European leaders' response to the economic crisis has failed to calm markets, but G-20 leaders are hoping that their strong backing of growth policies will bring some relief.
Los Cabos, Mexico
The leaders of the world's largest economies will portray themselves as united behind efforts to boost growth and job creation in order to repair a global economy roiled by fears over the European financial crisis, according to a draft of the statement to be released today at the end of the Group of 20 annual meeting.
It's far from certain, however, that the reassuring words will soothe markets whose harsh judgment of the official response to the crisis appears to be pushing Europe closer to catastrophe by the day. Yesterday, less than 12 hours after a Greek election quelled fears that the country could make a devastating exit from the Euro, fears about Spain drove that massive economy's borrowing costs dangerously close to the level where it would need a bailout.
The statement by the G-20 leaders includes language that appears aimed at easing the Spanish crisis by reassuring investors that Spain's treasury won't end up eating the costs of the up to 100 billion euro rescue of Spain's banks announced this month. Fears that the responsibility of paying back the bailout would fall on its government helped drive Spain's borrowing costs above the dangerously high 7 percent level.
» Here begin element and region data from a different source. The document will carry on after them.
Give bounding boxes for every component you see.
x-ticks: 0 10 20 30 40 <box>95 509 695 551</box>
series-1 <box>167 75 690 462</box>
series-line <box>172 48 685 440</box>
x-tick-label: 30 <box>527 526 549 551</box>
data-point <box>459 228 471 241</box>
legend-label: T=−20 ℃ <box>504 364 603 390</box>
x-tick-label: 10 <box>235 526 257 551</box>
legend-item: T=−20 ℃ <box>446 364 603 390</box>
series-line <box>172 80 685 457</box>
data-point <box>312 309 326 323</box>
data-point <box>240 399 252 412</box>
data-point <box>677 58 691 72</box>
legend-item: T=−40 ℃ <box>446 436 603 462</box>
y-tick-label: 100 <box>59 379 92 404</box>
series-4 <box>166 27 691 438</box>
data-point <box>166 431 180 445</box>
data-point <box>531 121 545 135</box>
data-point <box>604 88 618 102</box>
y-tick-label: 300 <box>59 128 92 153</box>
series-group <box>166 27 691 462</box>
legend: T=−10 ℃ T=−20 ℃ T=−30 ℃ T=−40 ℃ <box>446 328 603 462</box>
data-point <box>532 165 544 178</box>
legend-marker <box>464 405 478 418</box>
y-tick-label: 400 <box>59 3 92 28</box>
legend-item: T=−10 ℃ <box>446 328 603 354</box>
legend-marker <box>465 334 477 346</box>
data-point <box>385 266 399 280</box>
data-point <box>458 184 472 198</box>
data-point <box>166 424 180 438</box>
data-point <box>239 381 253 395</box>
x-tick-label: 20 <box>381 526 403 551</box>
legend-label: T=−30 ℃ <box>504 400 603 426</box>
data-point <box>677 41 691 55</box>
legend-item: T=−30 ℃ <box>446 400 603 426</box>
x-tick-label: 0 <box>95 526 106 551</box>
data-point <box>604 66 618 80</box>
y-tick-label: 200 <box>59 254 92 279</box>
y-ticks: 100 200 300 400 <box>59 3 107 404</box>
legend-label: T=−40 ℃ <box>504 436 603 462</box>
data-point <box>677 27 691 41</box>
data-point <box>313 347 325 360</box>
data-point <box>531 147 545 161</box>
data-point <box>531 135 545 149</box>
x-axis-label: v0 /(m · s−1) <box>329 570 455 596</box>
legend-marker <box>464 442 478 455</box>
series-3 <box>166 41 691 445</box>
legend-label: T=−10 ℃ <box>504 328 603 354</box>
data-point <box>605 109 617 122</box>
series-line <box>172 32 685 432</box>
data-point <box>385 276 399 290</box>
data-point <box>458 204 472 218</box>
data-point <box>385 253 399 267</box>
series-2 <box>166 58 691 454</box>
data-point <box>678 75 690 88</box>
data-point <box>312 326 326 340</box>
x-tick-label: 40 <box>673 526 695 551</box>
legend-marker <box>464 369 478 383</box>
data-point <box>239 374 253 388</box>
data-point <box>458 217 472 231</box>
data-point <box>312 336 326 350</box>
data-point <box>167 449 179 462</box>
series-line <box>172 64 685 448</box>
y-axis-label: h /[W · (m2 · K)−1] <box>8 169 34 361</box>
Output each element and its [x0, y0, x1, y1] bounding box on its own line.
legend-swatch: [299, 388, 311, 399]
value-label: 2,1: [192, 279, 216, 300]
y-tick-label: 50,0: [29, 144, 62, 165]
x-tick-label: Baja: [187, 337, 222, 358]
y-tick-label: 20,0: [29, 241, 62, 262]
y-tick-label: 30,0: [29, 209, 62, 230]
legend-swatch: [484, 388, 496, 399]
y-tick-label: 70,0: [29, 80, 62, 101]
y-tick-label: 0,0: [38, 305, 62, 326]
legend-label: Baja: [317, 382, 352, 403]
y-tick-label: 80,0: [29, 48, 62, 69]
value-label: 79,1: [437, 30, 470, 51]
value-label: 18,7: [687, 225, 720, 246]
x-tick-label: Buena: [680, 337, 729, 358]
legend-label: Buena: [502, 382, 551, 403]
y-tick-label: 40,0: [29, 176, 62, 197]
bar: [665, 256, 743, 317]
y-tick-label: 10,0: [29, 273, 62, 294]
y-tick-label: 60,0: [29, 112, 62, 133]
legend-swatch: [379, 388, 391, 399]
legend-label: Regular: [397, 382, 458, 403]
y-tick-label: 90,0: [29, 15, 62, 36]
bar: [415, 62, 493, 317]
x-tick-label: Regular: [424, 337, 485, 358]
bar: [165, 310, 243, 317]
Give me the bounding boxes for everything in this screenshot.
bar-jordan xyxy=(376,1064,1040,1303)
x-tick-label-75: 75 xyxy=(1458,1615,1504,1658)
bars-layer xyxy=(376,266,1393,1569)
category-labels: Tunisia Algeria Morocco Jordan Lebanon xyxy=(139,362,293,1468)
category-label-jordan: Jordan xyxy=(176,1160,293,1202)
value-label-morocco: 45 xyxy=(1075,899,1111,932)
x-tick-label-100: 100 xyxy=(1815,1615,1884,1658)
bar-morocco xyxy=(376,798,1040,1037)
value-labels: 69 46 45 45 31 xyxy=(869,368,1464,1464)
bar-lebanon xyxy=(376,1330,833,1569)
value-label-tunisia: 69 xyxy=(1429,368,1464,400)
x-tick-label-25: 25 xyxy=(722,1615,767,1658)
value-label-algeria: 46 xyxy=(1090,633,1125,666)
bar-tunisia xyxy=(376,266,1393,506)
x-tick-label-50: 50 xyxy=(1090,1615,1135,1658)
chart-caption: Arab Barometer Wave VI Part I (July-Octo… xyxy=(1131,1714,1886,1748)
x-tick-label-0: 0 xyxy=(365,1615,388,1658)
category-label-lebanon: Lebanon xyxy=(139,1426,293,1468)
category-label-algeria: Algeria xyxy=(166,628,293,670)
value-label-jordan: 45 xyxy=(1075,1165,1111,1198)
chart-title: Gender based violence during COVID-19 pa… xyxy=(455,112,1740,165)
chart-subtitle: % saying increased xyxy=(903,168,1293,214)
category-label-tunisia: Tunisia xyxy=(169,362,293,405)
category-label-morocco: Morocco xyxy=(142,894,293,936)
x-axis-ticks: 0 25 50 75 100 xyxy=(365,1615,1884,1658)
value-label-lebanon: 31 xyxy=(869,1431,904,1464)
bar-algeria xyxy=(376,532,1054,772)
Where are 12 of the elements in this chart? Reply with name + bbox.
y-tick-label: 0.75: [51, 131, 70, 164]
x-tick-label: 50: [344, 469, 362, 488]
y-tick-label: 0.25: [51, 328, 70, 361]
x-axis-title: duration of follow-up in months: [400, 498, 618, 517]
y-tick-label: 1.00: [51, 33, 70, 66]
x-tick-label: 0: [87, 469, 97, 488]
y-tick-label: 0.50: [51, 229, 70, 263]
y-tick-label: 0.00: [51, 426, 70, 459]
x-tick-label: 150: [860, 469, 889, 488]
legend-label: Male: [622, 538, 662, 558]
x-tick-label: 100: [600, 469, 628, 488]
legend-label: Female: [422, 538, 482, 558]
"Euro area members of the G20 will take all necessary policy measures to safeguard the integrity and stability of the area ... and break the feedback loop between sovereigns and banks," the statement says.
It also places the G-20 on the side of those who have been arguing for a focus on job creation, including through government spending, instead of the budget cutbacks and austerity pushed most notably by German Chancellor Angela Merkel.